Questions were asked of him about the condition of Boston’s schools; about charter school legislation; about licensing; about business development and entrepreneurship; about public safety; about housing — housing and more housing.
^ School Superintendent John McDonough answering a school question posed to Mayor Walsh
All of these questions Walsh knows well; they’re the bread and butter of his office as they were in last year’s mayoral campaign Forums. It wasn’t surprising to hear him give detailed responses to the questions, candid ones : if Walsh felt that something reaqursted — such as more middle class bhousing — he said so. He is a man comfortable of self and with his views : he spoke of wnating to renovate every Boston school building, a feature of his Mayoral campaign now writ large as the building trades guy gets set to do a lot of building.
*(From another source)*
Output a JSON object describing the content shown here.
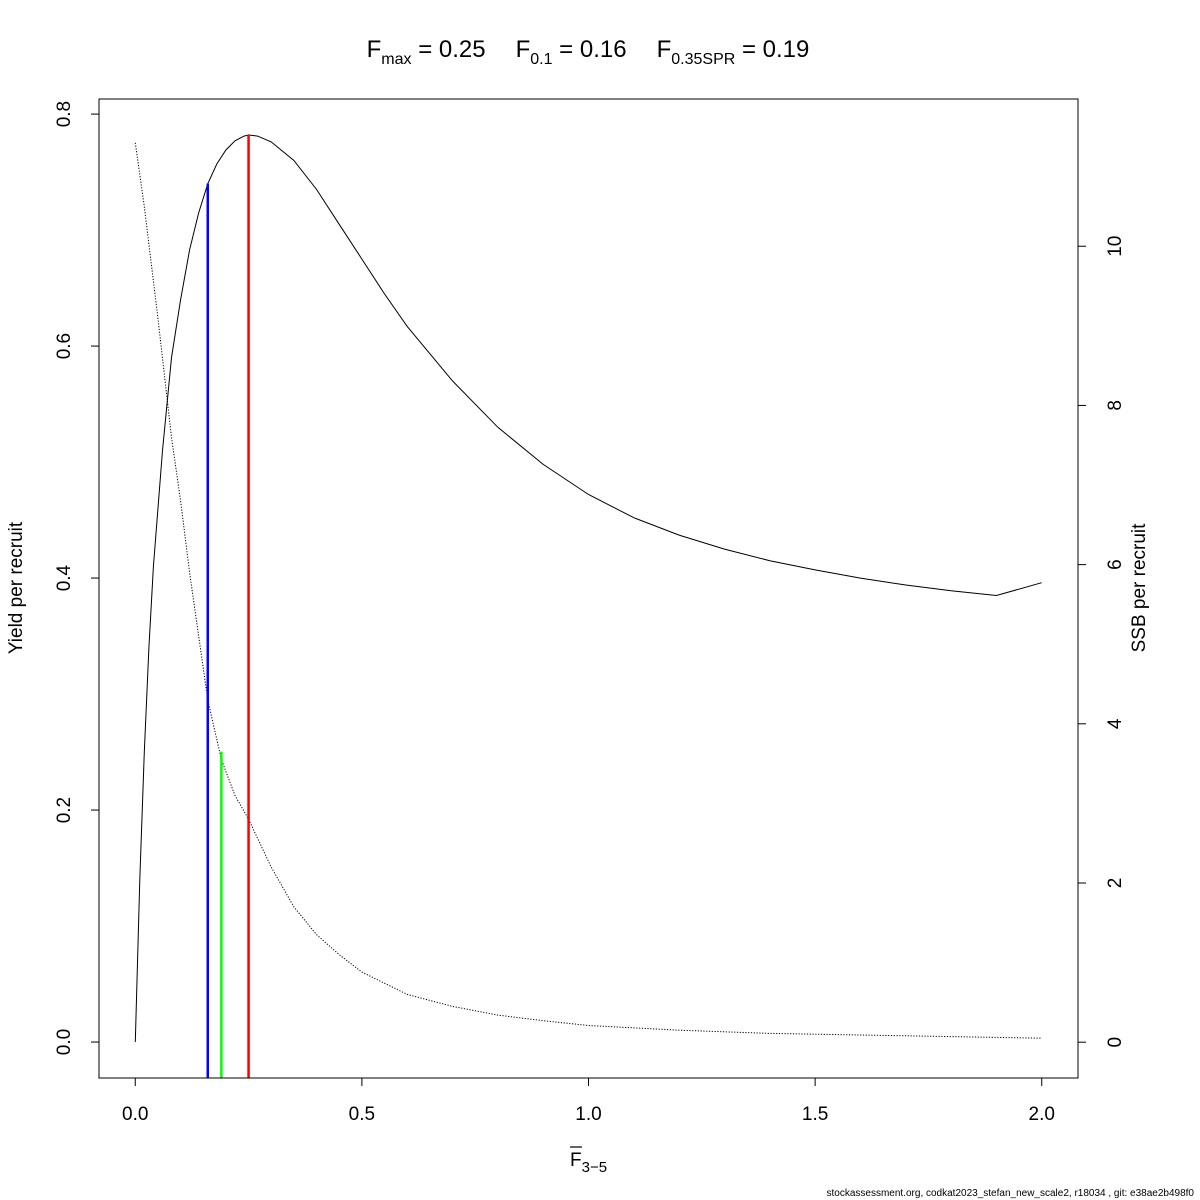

No one had any doubty, i think, that candidate Walsh meant it when he voiced his opposition to the availability of guns in Boston neighborhoods. as mayor it continued. He announced that in just five months, this administration has taken 572 guns — his specific number — off the streets, via buyback (“for which i was criticized,” he noted) and the rest by police work. “that’s 572 guns that won’t claim a life,” Walsh said, with much passion.
^ Eric Strother asked the mayor his plans for people re-entering after prison
Walsh returned often to his “five months into a new administration” theme. He’s right, of course. No one expects him to have changed the City in this short time. The good will is there. Community conversations like this one sustain it. Mayor Walsh will bring City government to the people. On the net and in person. It’s a good style for him to make a signature of.
Still, at some point the people are going to want something more substantiual than conbersation with city honchos. One wonders — i wonder — whrther or not the rising epectations aroused by Walsh’s Mondays will turn to disillusionment. The pressure Walsh is putting is all on him. It won’t be as easy to make institutional changes to the schools, licensing, public works, housing, and economic opportunity as it has been to do a gun buyback.